If used speakers are acceptable, many of the large Dunlavy SC series should fit the budget. I bought a pair of SC-Vs a few years ago for $2500 after some negotiating. They are full-range by anyone's definition, flat to +/- 1.5dB anechoic and pair matched to be within .5 dB at 10' on the tweeter axis -- and they image like nothing else I have ever heard. I would have loved to hear what John Dunlavy could have built with modern dsp had he and his company survived another decade or so.
SC-4 are a little more manageable. The V weight about 300 lbs each.
Further, John was working on SOTA DSP speakers before he died. I got to hear John’s $250,000 DSP prototypes. Best speakers I had heard up to that point. He was a bass player and could not tolerate inaccurate bass. The foundation of all of his larger speakers was extremely good because of this sensitivity.
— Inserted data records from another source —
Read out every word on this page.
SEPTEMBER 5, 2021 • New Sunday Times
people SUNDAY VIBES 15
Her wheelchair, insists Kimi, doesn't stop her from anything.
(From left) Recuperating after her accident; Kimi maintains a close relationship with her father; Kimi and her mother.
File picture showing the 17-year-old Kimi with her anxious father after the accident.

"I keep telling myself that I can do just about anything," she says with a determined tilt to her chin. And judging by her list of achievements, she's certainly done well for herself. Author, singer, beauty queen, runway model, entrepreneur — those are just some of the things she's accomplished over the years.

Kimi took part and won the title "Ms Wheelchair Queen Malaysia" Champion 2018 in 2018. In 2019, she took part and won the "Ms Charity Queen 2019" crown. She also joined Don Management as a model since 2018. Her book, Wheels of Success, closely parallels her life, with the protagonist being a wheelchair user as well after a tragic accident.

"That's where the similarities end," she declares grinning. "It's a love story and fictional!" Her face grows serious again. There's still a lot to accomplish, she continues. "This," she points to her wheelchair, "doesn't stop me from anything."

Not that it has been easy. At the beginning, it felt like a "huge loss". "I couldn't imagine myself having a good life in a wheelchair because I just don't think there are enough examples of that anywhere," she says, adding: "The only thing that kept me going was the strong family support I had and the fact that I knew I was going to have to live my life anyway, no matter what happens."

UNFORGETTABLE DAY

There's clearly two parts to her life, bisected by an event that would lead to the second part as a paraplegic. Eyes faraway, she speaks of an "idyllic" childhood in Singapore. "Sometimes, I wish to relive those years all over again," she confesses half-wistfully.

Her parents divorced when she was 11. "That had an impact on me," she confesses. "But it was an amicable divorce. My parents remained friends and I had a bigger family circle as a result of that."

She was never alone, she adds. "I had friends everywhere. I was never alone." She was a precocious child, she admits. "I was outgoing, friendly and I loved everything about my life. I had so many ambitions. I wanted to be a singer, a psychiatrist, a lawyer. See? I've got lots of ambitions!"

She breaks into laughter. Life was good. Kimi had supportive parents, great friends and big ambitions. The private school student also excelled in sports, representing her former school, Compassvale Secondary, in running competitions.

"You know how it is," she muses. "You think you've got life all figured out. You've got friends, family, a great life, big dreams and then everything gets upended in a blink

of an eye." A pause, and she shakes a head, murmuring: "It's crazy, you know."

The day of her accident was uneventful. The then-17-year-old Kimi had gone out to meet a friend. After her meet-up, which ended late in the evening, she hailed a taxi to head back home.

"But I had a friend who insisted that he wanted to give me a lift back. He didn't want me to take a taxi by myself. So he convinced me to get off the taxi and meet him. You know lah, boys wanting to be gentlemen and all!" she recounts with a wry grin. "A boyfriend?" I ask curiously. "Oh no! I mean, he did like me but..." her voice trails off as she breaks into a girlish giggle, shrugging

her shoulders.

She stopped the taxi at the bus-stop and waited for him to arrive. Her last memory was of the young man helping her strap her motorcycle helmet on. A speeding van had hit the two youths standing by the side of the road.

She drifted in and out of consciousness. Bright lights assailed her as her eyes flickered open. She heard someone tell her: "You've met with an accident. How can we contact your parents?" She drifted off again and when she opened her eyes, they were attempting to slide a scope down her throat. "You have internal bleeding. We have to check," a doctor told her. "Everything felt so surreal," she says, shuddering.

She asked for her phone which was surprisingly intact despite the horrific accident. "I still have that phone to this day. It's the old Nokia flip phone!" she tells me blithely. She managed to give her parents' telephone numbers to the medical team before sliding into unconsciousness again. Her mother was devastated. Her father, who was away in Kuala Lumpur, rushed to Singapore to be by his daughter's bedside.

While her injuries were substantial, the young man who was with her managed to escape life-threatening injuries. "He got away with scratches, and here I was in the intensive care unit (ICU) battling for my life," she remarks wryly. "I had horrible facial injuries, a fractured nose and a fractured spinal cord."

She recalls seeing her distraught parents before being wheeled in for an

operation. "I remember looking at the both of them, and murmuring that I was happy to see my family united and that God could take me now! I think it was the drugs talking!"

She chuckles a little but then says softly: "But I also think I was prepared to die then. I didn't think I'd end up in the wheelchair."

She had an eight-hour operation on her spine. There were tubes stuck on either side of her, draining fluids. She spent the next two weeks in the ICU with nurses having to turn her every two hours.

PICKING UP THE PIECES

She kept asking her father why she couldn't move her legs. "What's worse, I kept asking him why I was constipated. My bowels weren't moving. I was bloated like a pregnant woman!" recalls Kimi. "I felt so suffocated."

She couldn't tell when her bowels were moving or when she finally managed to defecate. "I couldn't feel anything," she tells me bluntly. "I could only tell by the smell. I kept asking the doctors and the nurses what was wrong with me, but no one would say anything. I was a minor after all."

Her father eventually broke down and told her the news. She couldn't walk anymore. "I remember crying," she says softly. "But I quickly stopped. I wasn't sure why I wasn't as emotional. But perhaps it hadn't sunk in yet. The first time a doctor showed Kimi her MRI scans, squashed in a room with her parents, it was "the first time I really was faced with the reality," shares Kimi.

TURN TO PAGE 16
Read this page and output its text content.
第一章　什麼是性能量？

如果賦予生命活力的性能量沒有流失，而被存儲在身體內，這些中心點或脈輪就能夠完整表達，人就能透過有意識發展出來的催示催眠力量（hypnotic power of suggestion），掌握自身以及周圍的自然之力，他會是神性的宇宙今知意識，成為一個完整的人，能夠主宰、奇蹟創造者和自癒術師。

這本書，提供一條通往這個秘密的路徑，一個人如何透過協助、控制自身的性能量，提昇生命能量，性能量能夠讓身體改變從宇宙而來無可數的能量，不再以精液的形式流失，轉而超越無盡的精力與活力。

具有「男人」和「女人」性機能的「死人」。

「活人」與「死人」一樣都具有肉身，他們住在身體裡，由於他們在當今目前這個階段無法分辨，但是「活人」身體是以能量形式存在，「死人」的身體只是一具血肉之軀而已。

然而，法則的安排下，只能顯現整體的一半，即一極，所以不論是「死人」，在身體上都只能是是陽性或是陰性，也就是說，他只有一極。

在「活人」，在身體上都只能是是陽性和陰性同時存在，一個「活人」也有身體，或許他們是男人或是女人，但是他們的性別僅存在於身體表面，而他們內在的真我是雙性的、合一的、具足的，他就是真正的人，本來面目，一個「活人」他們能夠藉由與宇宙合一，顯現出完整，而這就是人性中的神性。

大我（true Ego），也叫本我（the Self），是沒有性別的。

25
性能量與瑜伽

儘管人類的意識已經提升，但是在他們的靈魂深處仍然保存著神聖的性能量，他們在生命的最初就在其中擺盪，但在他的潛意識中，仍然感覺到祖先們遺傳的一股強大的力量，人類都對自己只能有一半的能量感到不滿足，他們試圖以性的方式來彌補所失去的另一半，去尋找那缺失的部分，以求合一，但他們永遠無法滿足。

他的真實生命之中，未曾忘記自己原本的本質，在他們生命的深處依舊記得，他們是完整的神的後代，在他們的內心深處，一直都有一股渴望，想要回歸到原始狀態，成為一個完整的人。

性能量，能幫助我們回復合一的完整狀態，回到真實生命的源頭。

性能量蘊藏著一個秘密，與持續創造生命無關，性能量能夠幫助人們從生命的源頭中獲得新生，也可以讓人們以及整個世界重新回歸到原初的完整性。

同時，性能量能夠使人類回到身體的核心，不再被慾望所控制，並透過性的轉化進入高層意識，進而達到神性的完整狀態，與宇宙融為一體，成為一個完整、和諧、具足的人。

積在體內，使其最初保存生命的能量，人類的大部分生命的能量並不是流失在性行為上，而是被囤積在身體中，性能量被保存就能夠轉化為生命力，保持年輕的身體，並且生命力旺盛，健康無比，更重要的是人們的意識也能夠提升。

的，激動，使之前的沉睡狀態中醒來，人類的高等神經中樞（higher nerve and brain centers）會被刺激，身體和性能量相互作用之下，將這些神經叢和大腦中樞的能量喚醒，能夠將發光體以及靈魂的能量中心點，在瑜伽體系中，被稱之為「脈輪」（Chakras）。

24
That said, ASR would have loved Dunlavey. He had a $100000 anechoic chamber into which he drove a forklift carrying each speaker he sold so that it could be tuned to measure +-1.5 dB. He drove my speakers into that chamber to prove to me that his were better. He advised me to buy Radio Shack interconnect because they were the best he had measure. He refused to enter into a lucrative partnership with Audioquest becuase most of their cables couldn’t even come close to the Radio Shack products.
He saved lives in Vietnam by inventing a radio antenna for the DoD that could be curled into a backpack so that the Viet Cong snipers wouldn’t immediately take out the radioman. Yes, used Dunlavey speakers are really worth checking out.